Book Setting Down the Sacred Past

    Book Details:
  • Author : Laurie F. Maffly-Kipp
  • Publisher : Harvard University Press
  • Release : 2010-04-30
  • ISBN : 9780674050792
  • Pages : 356 pages

Download or read book Setting Down the Sacred Past written by Laurie F. Maffly-Kipp and published by Harvard University Press. This book was released on 2010-04-30 with total page 356 pages. Available in PDF, EPUB and Kindle. Book excerpt: As early as the 1780s, African Americans told stories that enabled them to survive and even thrive in the midst of unspeakable assault. Tracing previously unexplored narratives from the late eighteenth century to the 1920s, Laurie Maffly-Kipp brings to light an extraordinary trove of sweeping race histories that African Americans wove together out of racial and religious concerns. Asserting a role in God's plan, black Protestants sought to root their people in both sacred and secular time. A remarkable array of chroniclers—men and women, clergy, journalists, shoemakers, teachers, southerners and northerners—shared a belief that narrating a usable past offered hope, pride, and the promise of a better future.
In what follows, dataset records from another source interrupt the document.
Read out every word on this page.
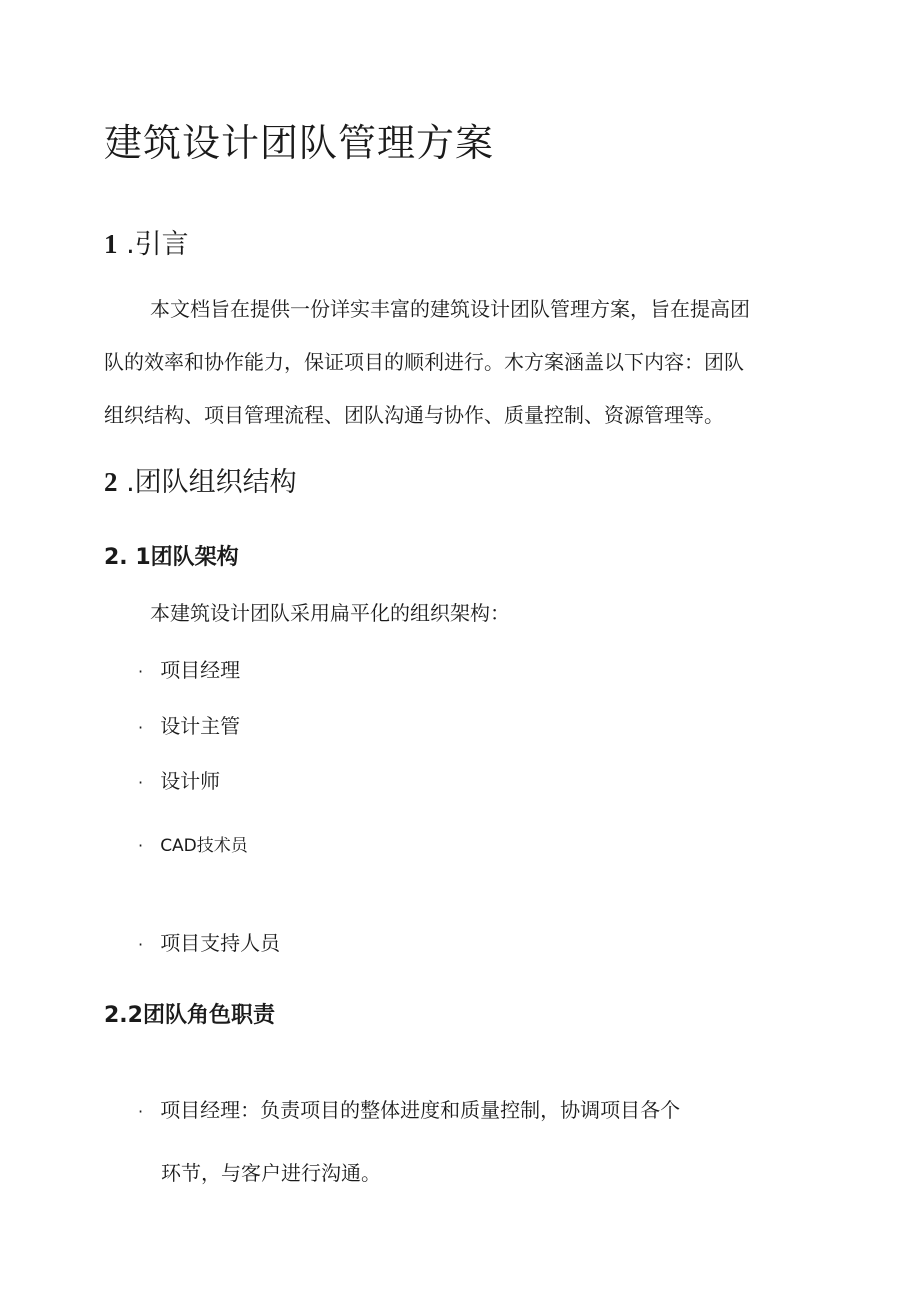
建筑设计团队管理方案
1 .引言

本文档旨在提供一份详实丰富的建筑设计团队管理方案，旨在提高团
队的效率和协作能力，保证项目的顺利进行。木方案涵盖以下内容：团队
组织结构、项目管理流程、团队沟通与协作、质量控制、资源管理等。

2 .团队组织结构
2. 1团队架构
本建筑设计团队采用扁平化的组织架构：
· 项目经理
· 设计主管
· 设计师
· CAD技术员
· 项目支持人员
2.2团队角色职责
· 项目经理：负责项目的整体进度和质量控制，协调项目各个
环节，与客户进行沟通。
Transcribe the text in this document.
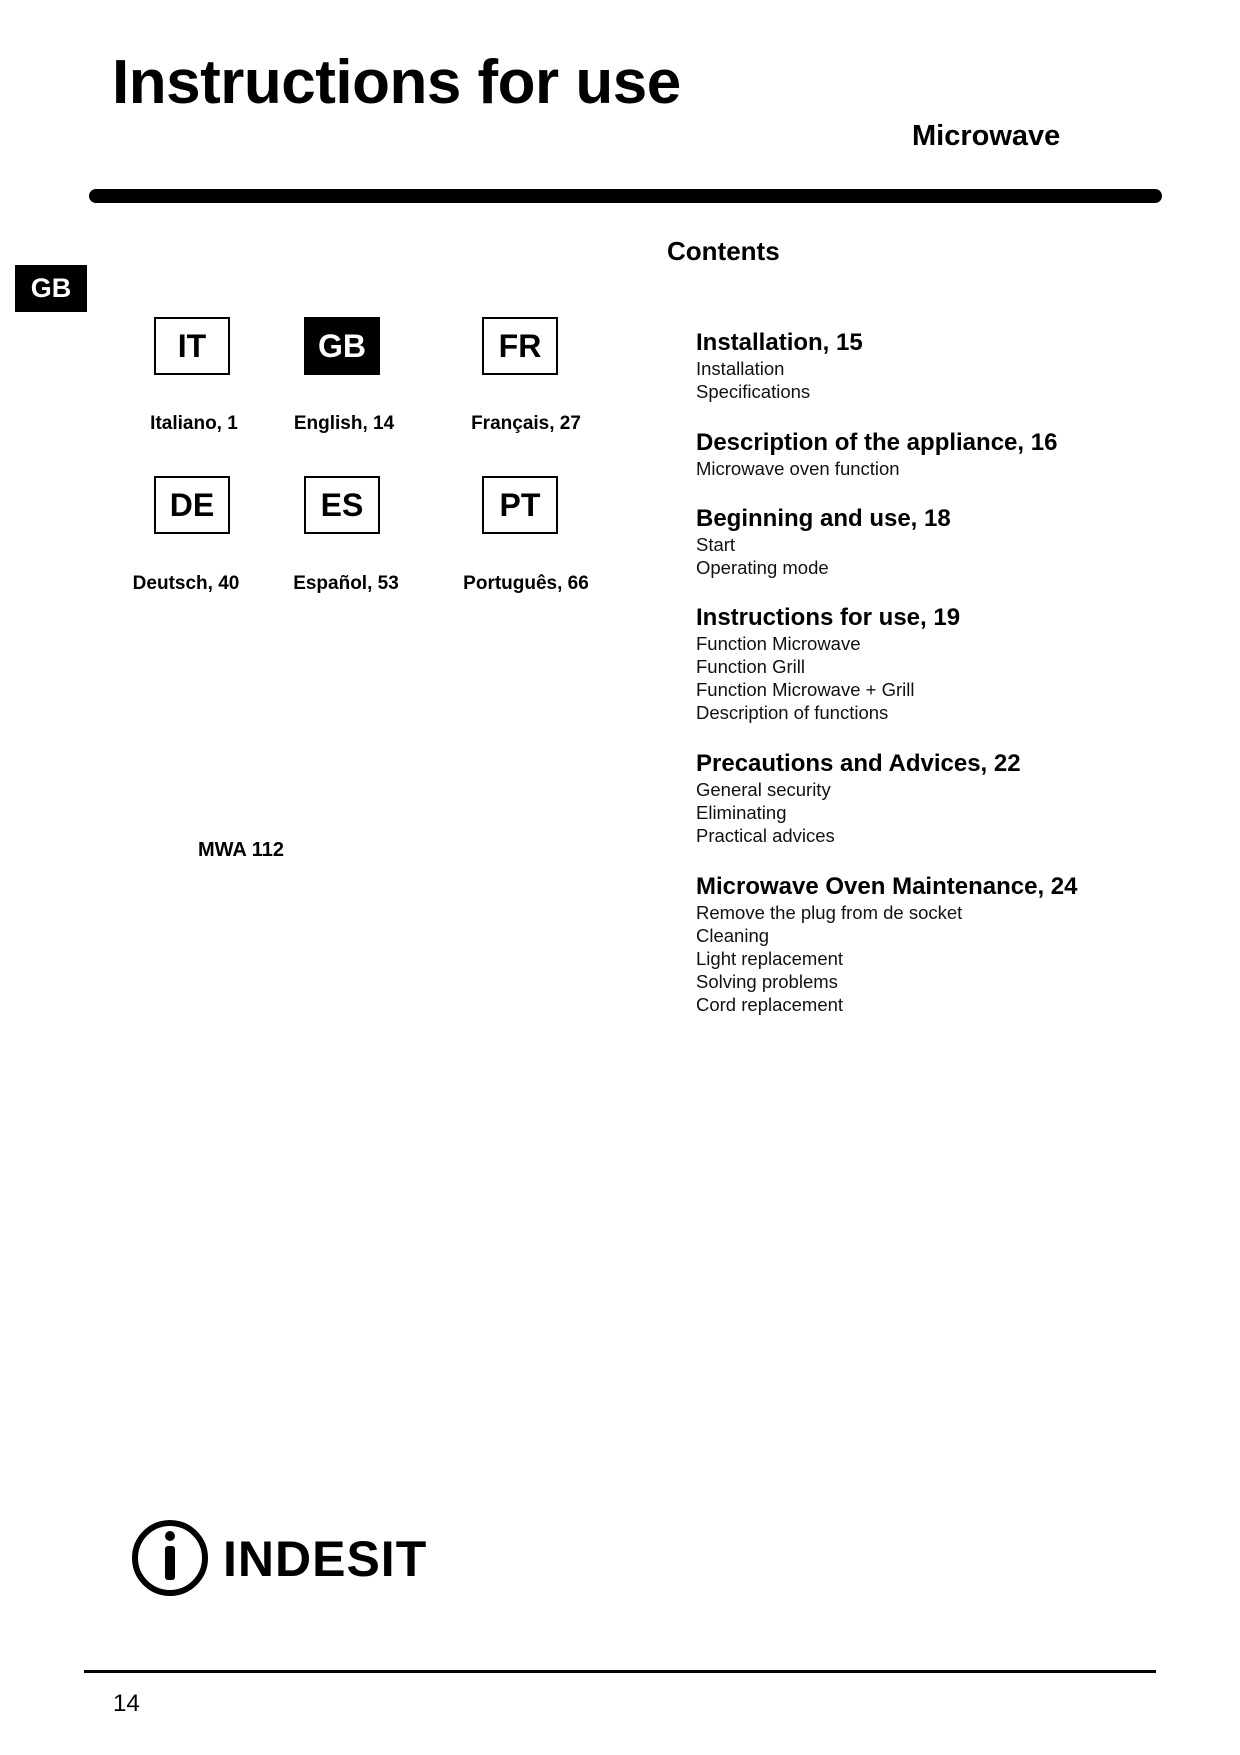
Instructions for use
Microwave
GB
IT	GB	FR
Italiano, 1	English, 14	Français, 27
DE	ES	PT
Deutsch, 40	Español, 53	Português, 66
MWA 112
Contents
Installation, 15
Installation
Specifications
Description of the appliance, 16
Microwave oven function
Beginning and use, 18
Start
Operating mode
Instructions for use, 19
Function Microwave
Function Grill
Function Microwave + Grill
Description of functions
Precautions and Advices, 22
General security
Eliminating
Practical advices
Microwave Oven Maintenance, 24
Remove the plug from de socket
Cleaning
Light replacement
Solving problems
Cord replacement
INDESIT
14
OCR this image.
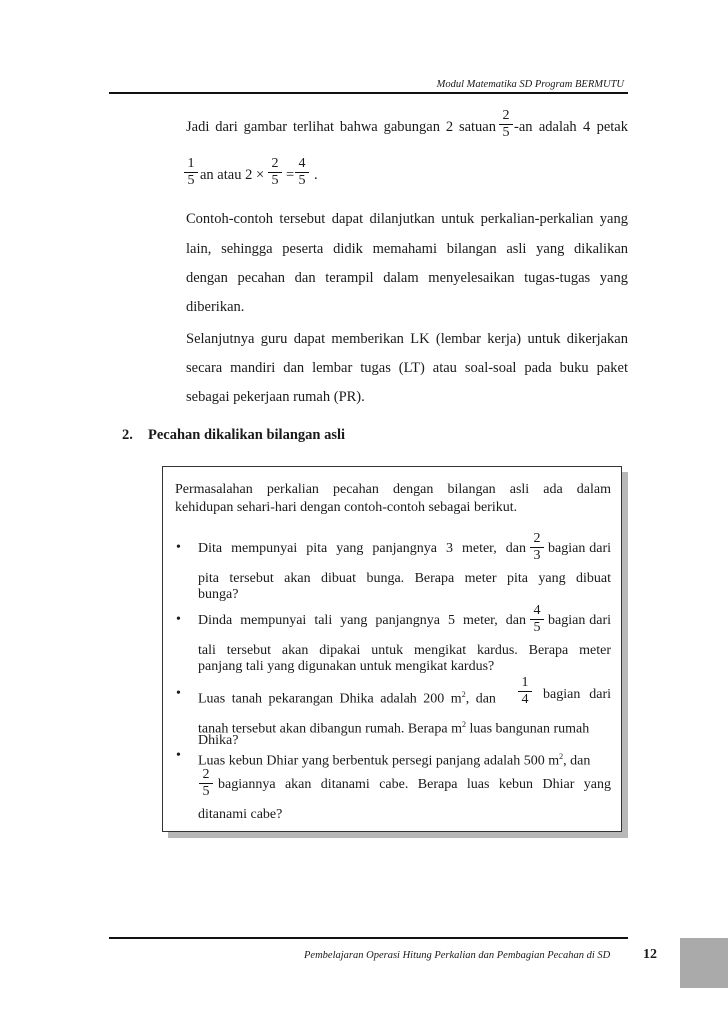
Modul Matematika SD Program BERMUTU
Jadi dari gambar terlihat bahwa gabungan 2 satuan
2
5 -an adalah 4 petak
1
5 an atau 2 ×
2
5 =
4
5 .
Contoh-contoh tersebut dapat dilanjutkan untuk perkalian-perkalian yang
lain, sehingga peserta didik memahami bilangan asli yang dikalikan
dengan pecahan dan terampil dalam menyelesaikan tugas-tugas yang
diberikan.
Selanjutnya guru dapat memberikan LK (lembar kerja) untuk dikerjakan
secara mandiri dan lembar tugas (LT) atau soal-soal pada buku paket
sebagai pekerjaan rumah (PR).
2. Pecahan dikalikan bilangan asli
Permasalahan perkalian pecahan dengan bilangan asli ada dalam
kehidupan sehari-hari dengan contoh-contoh sebagai berikut.
• Dita mempunyai pita yang panjangnya 3 meter, dan
2
3 bagian dari
pita tersebut akan dibuat bunga. Berapa meter pita yang dibuat
bunga?
• Dinda mempunyai tali yang panjangnya 5 meter, dan
4
5 bagian dari
tali tersebut akan dipakai untuk mengikat kardus. Berapa meter
panjang tali yang digunakan untuk mengikat kardus?
• Luas tanah pekarangan Dhika adalah 200 $m^2$, dan
1
4 bagian dari
tanah tersebut akan dibangun rumah. Berapa $m^2$ luas bangunan rumah
Dhika?
• Luas kebun Dhiar yang berbentuk persegi panjang adalah 500 $m^2$, dan
2
5 bagiannya akan ditanami cabe. Berapa luas kebun Dhiar yang
ditanami cabe?
Pembelajaran Operasi Hitung Perkalian dan Pembagian Pecahan di SD 12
Combining Christian faith, American patriotism, and racial lineage to create a coherent sense of community, they linked past to present, Africa to America, and the Bible to classical literature. From collected shards of memory and emerging intellectual tools, African Americans fashioned stories that helped to restore meaning and purpose to their lives in the face of relentless oppression. In a pioneering work of research and discovery, Maffly-Kipp shows how blacks overcame the accusation that they had no history worth remembering. African American communal histories imagined a rich collective past in order to establish the claim to a rightful and respected place in the American present. Through the transformative power of storytelling, these men and women led their people—and indeed, all Americans—into a more profound understanding of their interconnectedness and their prospects for a common future.